Until late in George W. Bush’s administration, White House visitor logs appeared to receive only occasional attention. During the Clinton years, Congressional investigators dug into them as they waded through Whitewater, while under Bush critics used them to better understand the influence Jack Abramoff was able to buy. But unless current legal efforts are successful, whatever access to the public had to seeing who stopped by 1600 Pennsylvania Ave might soon be gone for good.
Why White House visitor logs were (kind of) subject to FOIA in the first place
The White House itself is not directly subject to FOIA: Like Congress and the judiciary, it is exempt. But the Secret Service, which manages who gets in to the White House, is not exempt. Since March 1, 2003, the Secret Service has been a component of the Department of Homeland Security, and before that it was under the Office of the Treasury.

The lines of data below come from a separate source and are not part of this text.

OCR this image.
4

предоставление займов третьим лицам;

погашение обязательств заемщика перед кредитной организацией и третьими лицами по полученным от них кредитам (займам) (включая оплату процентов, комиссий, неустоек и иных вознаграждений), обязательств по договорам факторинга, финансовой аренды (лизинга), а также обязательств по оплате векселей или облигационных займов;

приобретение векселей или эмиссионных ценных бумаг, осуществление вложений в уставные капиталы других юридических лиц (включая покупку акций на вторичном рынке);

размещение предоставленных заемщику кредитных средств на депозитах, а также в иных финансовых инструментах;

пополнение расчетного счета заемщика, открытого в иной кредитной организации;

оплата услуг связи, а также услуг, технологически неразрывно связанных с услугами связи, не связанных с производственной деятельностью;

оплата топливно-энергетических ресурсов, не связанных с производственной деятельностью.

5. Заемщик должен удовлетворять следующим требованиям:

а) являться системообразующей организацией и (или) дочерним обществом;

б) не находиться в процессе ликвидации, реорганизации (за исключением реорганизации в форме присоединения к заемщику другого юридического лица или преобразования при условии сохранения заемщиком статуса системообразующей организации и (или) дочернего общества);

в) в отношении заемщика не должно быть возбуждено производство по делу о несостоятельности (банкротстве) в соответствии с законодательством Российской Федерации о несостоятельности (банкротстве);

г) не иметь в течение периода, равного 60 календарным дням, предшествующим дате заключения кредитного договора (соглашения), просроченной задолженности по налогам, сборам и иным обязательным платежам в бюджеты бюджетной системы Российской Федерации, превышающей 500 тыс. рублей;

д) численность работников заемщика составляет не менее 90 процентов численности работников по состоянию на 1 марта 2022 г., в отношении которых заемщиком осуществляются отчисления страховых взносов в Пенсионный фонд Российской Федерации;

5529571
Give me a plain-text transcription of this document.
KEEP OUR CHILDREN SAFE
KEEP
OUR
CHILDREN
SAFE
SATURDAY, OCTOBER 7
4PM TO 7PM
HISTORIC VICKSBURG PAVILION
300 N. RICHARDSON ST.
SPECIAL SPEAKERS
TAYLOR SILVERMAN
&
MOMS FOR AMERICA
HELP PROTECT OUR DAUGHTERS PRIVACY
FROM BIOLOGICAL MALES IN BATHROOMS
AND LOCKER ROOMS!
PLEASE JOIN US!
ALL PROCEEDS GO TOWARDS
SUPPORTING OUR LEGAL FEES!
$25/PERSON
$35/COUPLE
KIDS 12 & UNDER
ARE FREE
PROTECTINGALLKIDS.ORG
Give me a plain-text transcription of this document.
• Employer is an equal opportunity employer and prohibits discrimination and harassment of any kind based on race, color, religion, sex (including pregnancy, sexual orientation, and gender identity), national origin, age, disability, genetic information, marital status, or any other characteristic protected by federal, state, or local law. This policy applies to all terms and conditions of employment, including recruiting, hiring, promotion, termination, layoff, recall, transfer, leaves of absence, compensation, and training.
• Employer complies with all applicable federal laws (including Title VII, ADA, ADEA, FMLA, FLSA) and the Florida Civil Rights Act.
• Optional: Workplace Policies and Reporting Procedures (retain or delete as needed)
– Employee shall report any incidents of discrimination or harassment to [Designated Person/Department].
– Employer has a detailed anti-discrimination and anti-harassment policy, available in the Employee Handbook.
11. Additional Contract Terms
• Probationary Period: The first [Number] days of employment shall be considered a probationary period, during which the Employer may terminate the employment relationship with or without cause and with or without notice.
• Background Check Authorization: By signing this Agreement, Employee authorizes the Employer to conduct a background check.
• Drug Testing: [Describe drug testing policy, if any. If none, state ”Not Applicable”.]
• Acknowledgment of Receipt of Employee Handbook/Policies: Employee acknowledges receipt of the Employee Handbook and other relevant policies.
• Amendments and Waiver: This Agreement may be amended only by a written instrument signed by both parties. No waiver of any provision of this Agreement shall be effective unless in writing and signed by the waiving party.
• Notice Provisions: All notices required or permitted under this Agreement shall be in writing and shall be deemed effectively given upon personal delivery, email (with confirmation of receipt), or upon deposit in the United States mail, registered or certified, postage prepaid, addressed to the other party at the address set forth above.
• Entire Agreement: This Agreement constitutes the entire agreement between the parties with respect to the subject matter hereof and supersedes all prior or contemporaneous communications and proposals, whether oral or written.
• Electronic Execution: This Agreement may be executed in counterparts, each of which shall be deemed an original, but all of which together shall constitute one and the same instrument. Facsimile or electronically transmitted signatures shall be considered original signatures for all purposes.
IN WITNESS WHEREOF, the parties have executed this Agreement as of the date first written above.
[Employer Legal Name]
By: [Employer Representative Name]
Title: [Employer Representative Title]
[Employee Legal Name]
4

But things get a little trickier when an agency is handling records related to the president. In addition to the standard FOIA exemptions, agencies often consider White House equities.
Under President Barack Obama, critics charged that his administration used White House equities (records that the president had a substantial involvement in) to slow or deny access to a broad variety of records, but the practice went back to the Reagan years. Essentially, the argument is that the executive privilege that the White House has makes these records exempt, even if they happen to be in the physical possession of an agency.
That debate came to a head with two important lawsuits.
Secrecy, settlements, and setbacks
For several years, Judicial Watch had gone after documents that the organization said would highlight the influence of lobbyists and others on the White House, and part of their requests was for visitor logs detailing visits by specific persons.
And some of those requests were successful, such as the 2006 release of details on visits by Jack Ambramoff. But at the time, Judicial Watch president said the organization had “reason to believe there are additional details about Jack Abramoff’s visits to the White House that have not been disclosed,” and broader requests were rejected.
Meanwhile, in 2009 Citizens for Responsibility and Ethics in Washington (CREW) sued for access to further White House lobbying records. At that point, the Obama administration pointed to other precedent from the Bush era that claimed White House visitor logs as presidential records, not agency ones, and as such were exempt from disclosure.
That lawsuit ultimately ended in a settlement: The White House would voluntarily release visitor logs on a rolling basis, with a few important exceptions, as Politifact noted :
- personal information such as dates of birth, Social Security numbers or phone numbers
- information that would be of concern to law enforcement or a threat to national security interests
- personal guests of the president and vice president and their families (“i.e., visits that do not involve any official or political business”)
- records related to a “small group of particularly sensitive meetings (e.g., visits of potential Supreme Court nominees). The White House will disclose each month the number of records withheld on this basis, and it will release such records once they are no longer sensitive.”
As CREW noted at the time, it was a historic settlement , even with the exemptions, but it was also one that was not a legally-binding precedent.
Unfortunately, that precedent would come in August 2013.
Judicial Watch, unsatisfied with the CREW settlement, sued. Although they initially won in 2011, on appeal it was decided that Visitor Logs were indeed covered by a president’s “constitutional right to confidential communications.” That opinion was authored in 2013 by Judge Merrick Garland.
Why it matters
Despite that 2013 opinion, the Obama administration continued to release millions of entries.
Many of these releases enabled the public to better understand who was influencing the White House, including frequent visits from Google executives as well as regular drop-ins from future Secretary of State Rex Tillerson, who was lobbying against sanctions against Russia in his role as chief executive of Exxon Mobile Corp .
Round ups of who was in (and out) of the White House social circuit appeared frequently in the news, and while it was true that much lobbying activity was simply moved across the street to Caribou Coffee, these logs still proved a useful window into whom our highest elected representative was spending their time with.
It is perhaps worth noting that visitor logs always seem a much higher priority to whichever party happens to be out of power at the moment, but beyond partisan motivations these logs also served as an important reminder that the White House is ultimately the people’s house, no matter its current resident.
There is some hope, however slight. The Garland opinion, which found that the records are exempt from FOIA, only applies to the DC circuit. Hoping to reverse that precedent, the National Security Archive, CREW, and Knight First Amendment Institute at Columbia University joined together to sue to open the visitor logs back up — as well as to open up the Secret Service logs for Trump Tower and Mar-a-Lago.
The National Security Archive details much of the background to its case, as well as the request it filed, on its website.